Public health agencies, advocates, researchers and politicians built the foundations of the obesity movement. With widespread recognition of the obesity epidemic and the availability of feasible policy solutions, obesity was poised to rise to the top of the policy agenda. In 2010, First Lady Michelle Obama leveraged the convergence of favorable problem, policy and politics streams to launch her “Let’s Move” campaign (8). Given her high profile and favorability, Mrs. Obama successfully pushed obesity to the top of the health policy agenda.

“Let’s Move” sought to combat obesity by improving school food environments, expanding access to healthy and affordable foods, and increasing physical activity. Results of the campaign included the United States Department of Agriculture’s revamp of nutritional labeling standards, and improvements to the National School Lunch Program. The campaign was accompanied by President Obama’s formation of the Task Force of Childhood Obesity, which convened twelve federal agencies to develop recommendations for reduction of obesity (8).

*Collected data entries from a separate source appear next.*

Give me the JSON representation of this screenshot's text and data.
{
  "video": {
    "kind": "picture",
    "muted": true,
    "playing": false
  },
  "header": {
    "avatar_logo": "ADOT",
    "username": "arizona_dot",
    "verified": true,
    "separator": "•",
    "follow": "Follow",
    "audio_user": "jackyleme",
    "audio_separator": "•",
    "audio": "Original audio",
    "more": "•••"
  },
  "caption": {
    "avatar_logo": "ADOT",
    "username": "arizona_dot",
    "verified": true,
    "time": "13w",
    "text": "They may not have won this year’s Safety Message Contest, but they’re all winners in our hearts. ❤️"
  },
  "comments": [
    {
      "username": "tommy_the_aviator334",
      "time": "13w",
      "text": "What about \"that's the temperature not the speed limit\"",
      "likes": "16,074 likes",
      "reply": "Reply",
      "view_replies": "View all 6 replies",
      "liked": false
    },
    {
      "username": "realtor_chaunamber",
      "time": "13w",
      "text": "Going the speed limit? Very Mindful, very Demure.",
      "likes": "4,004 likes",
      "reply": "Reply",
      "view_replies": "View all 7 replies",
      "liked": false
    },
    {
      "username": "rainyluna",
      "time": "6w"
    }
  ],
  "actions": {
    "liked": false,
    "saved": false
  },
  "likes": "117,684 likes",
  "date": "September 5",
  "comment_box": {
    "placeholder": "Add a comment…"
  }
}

While Mrs. Obama was successful in bringing obesity to the forefront of the United States’ public health agenda, the effect of “Let’s Move” on obesity reduction has been debated. In 2014, researchers from the CDC released a report showing a slight decline in obesity among low-income children, and a sharp drop (43%) among children aged 2-5 years old (13). However, the prevalence among youth and adults has remained stagnant (13). Whether “Let’s Move” will contribute to sustained reductions in rates of obesity in the United States over the next few decades remains to be seen.

Conclusion

Through leveraging the convergence of the problem, policy, and politics streams, Michelle Obama successfully launched an initiative that gave new prominence to obesity prevention initiatives. While the long-term implications of the campaign will continue to emerge, “Let’s Move” exemplifies how problem recognition, the development of viable policy solutions, and political support can facilitate the implementation of large-scale health reforms. In the underfunded sphere of preventative public health, advocates constantly compete for limited resources. A deeper understanding of the conditions that produce policy change is vital for those seeking to (1) garner support for their health initiatives and (2) ensure that their own causes “rise to the top” of the policy agenda.

References

  1. Office of the Surgeon General (US). The Surgeon General’s Call To Action To Prevent and Decrease Overweight and Obesity [Internet]. Rockville (MD): Office of the Surgeon General (US); 2001 [cited 2016 Jan 24]. (Publications and Reports of the Surgeon General). Available from: http://www.ncbi.nlm.nih.gov/books/NBK44206/
  2. Ogden CL, Carroll MD, Fryar CD, Flegal KM. Prevalence of Obesity Among Adults and Youth: United States, 2011-2014. NCHS Data Brief. 2015 Nov;(219):1–8.